Thanks for clarifying @Escovilla. Perhaps a flag called ssl_verify in the launch() method could control this. I'll look into this, thank you!

I added what I think needs to be done here in PR 3873

@papuSpartan Not sure it's 100% related - I think all that really needs to be done w/ that is to trust the self-signed cert in the host OS of the client device.

[garrettsutula]

@garrettsutula It would be, intuitively, except that the created wss websocket does not respect system-level trust store certificates. This is also why I had to use REQUESTS_CA_BUNDLE to get HTTPS connections to form properly when passing a certificate with the tls command line args (requests doesn't respect them either). It will pass your cert but doesn't do anything extra in the case that it is a self-signed certificate. Exposing an option to disable verification with ssl_verify is helpful but it doesn't have the same level of confidentiality as providing the extra context of that one cert to the wss websocket.

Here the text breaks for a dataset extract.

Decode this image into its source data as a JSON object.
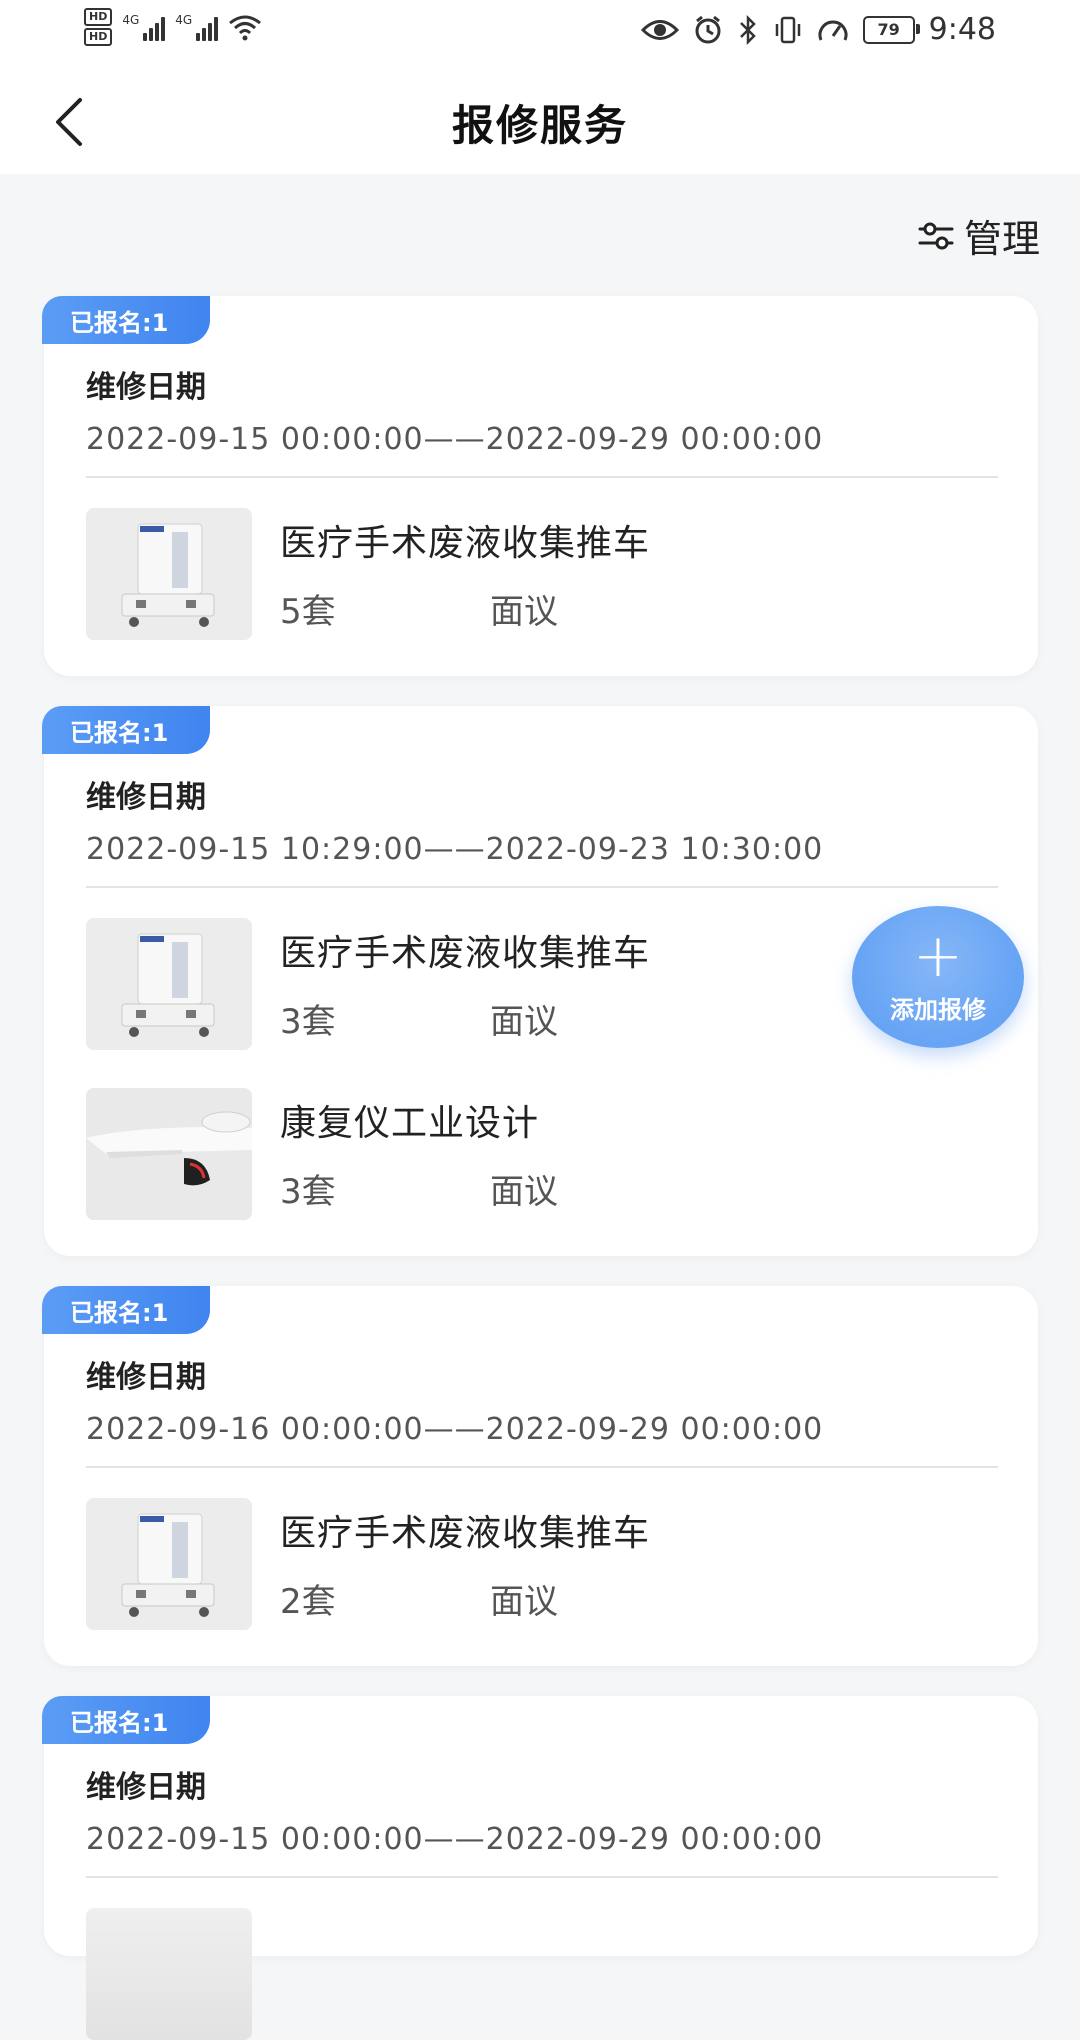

Looks like this is a workaround: https://github.com/gradio-app/gradio/commit/417004f9465aa5182b74093d0f245b4f76159864

The problem is that the http client used in queueing.py isn't being initialized with any ssl context.

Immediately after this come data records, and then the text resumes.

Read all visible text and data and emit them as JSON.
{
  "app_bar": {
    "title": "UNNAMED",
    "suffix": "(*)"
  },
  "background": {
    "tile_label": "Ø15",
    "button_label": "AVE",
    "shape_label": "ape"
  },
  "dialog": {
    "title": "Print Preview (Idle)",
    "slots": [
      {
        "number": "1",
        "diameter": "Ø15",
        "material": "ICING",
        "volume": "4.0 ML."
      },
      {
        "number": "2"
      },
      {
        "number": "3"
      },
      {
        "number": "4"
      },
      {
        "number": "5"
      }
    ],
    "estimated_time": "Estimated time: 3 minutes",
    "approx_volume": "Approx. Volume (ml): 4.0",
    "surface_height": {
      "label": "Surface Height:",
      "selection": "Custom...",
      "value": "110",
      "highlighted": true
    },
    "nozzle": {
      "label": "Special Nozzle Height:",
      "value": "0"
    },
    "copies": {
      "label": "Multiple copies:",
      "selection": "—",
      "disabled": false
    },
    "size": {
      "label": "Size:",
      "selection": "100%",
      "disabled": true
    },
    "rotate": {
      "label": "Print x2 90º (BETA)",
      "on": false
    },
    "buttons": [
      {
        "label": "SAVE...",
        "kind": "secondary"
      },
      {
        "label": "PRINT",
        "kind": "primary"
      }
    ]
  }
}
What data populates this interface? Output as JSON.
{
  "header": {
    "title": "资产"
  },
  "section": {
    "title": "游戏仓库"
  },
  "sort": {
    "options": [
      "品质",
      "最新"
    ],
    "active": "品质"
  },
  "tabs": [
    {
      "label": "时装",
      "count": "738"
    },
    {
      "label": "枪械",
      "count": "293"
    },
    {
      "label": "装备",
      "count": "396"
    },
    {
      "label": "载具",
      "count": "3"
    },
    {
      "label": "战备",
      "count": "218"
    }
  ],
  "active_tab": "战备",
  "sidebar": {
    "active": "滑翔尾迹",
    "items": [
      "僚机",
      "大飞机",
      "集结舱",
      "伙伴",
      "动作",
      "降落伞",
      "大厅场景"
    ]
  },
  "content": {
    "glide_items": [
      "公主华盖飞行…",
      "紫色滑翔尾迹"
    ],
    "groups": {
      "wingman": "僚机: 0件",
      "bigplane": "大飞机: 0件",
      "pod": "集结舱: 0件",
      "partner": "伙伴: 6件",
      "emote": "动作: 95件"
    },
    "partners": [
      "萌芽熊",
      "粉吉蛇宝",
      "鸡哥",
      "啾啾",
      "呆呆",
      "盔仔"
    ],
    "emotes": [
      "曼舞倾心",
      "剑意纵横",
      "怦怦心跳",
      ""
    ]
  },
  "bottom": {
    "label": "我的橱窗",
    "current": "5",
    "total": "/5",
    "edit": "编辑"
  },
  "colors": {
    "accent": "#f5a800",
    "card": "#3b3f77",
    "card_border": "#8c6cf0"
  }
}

I am not sure how best to pass down from blocks.py - I could kludge it and add the ssl params to the Queue constructor but there's probably something different/better that could be done instead.

[ucas010]

have the same bug and problem

[qiyuangong]

@garrettsutula It would be, intuitively, except that the created wss websocket does not respect system-level trust store certificates. This is also why I had to use REQUESTS_CA_BUNDLE to get HTTPS connections to form properly when passing a certificate with the tls command line args (requests doesn't respect them either). It will pass your cert but doesn't do anything extra in the case that it is a self-signed certificate. Exposing an option to disable verification with ssl_verify is helpful but it doesn't have the same level of confidentiality as providing the extra context of that one cert to the wss websocket.

Looks like this is a workaround: 417004f

The problem is that the http client used in queueing.py isn't being initialized with any ssl context.

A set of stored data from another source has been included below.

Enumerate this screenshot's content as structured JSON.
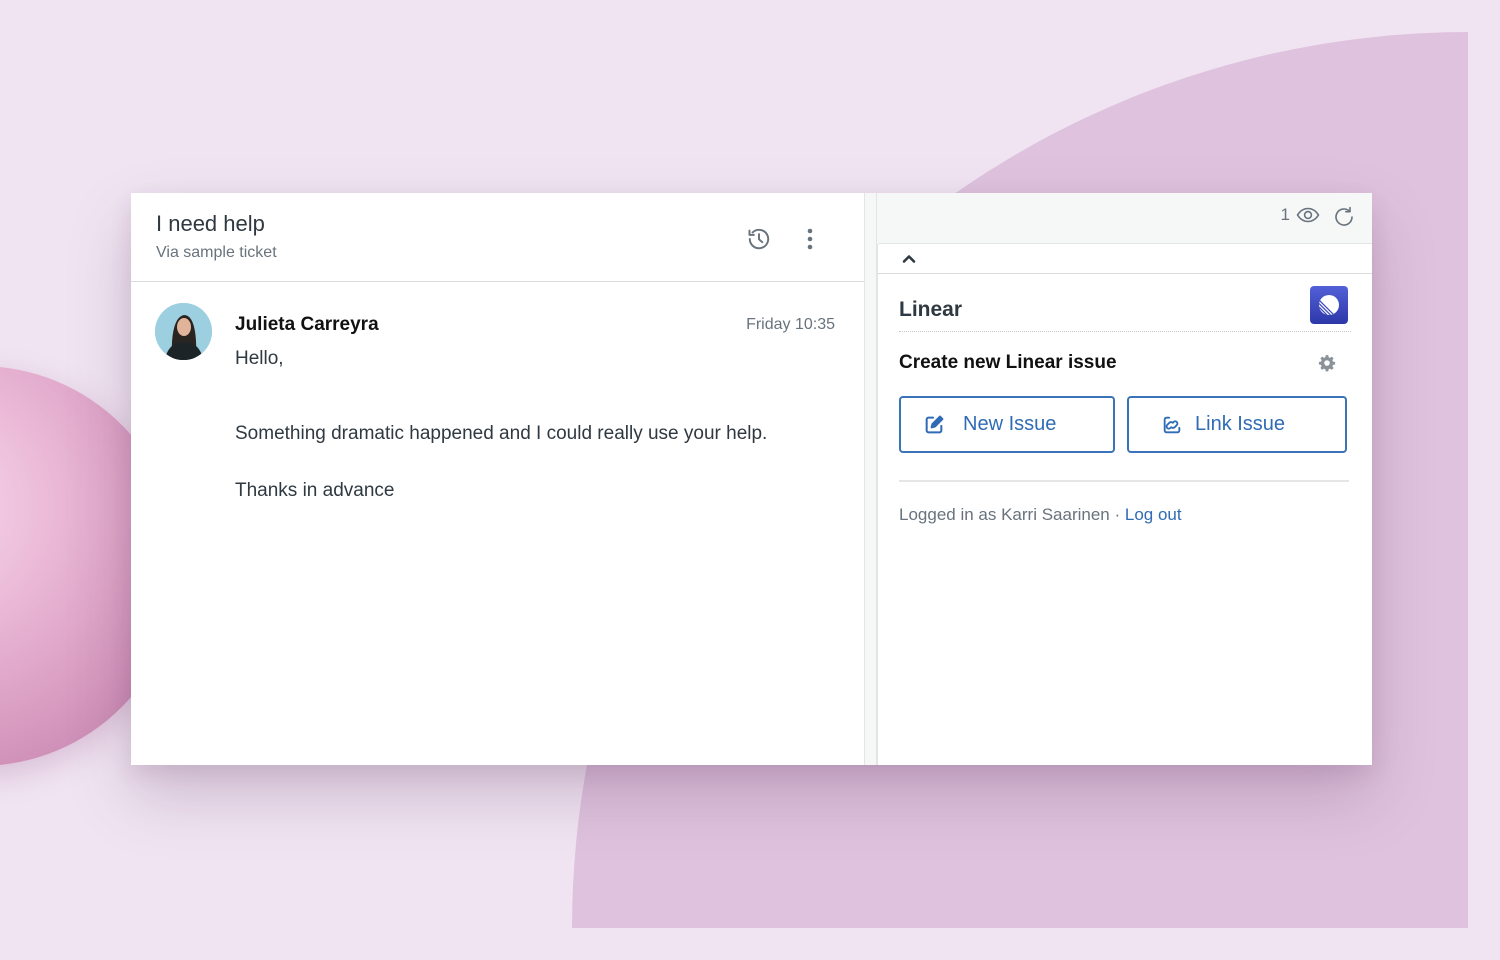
{
  "ticket": {
    "title": "I need help",
    "subtitle": "Via sample ticket",
    "icons": {
      "history": "history-icon",
      "more": "more-vertical-icon"
    }
  },
  "message": {
    "author": "Julieta Carreyra",
    "timestamp": "Friday 10:35",
    "avatar": "avatar-photo",
    "body": [
      "Hello,",
      "Something dramatic happened and I could really use your help.",
      "Thanks in advance"
    ]
  },
  "apps_panel": {
    "viewer_count": "1",
    "icons": {
      "viewers": "eye-icon",
      "refresh": "refresh-icon",
      "collapse": "chevron-up-icon"
    },
    "app": {
      "name": "Linear",
      "logo": "linear-logo-icon",
      "section_title": "Create new Linear issue",
      "settings_icon": "gear-icon",
      "buttons": {
        "new_issue": "New Issue",
        "link_issue": "Link Issue"
      },
      "login_prefix": "Logged in as Karri Saarinen · ",
      "logout_label": "Log out"
    }
  },
  "colors": {
    "background": "#f0e4f2",
    "accent_shape": "#dfc3de",
    "primary_blue": "#2f6cb5",
    "linear_brand": "#4451c8",
    "text_dark": "#2f3941",
    "text_muted": "#68737d"
  }
}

I am not sure how best to pass down from blocks.py - I could kludge it and add the ssl params to the Queue constructor but there's probably something different/better that could be done instead.

https://github.com/gradio-app/gradio/pull/3873 save one day for me. :)

Unfortunately, we still need to set blocks.ssl_verify = False to avoid blocks raise [SSL: CERTIFICATE_VERIFY_FAILED] certificate verify failed: self signed certificate (_ssl.c:1129) Error.

Instead of changing any code in Gradio, you can set blocks.ssl_verify = False before creating app.

# This line turn off ssl_verify for blocks
blocks.ssl_verify = False

gradio_app = App.create_app(blocks)

[miguelwon]

I'm having a related issue. I also need https, and I'm able to run my app with:

HOST = "0.0.0.0"
PORT = 8010
demo.queue()
demo.launch(
    favicon_path=favicon_path, 
    server_name=HOST, 
    server_port=PORT,
    share=False,
    ssl_keyfile="key.pem", ssl_certfile="cert.pem",
    ssl_verify=False)

But although the app is running in a remote VM and I can't reach it. I'm getting no response. But the moment I remove ssl:

HOST = "0.0.0.0"
PORT = 8010
demo.queue()
demo.launch(
    favicon_path=favicon_path, 
    server_name=HOST, 
    server_port=PORT,
    share=False,

I get a response and it works nicely. Appreciate any help.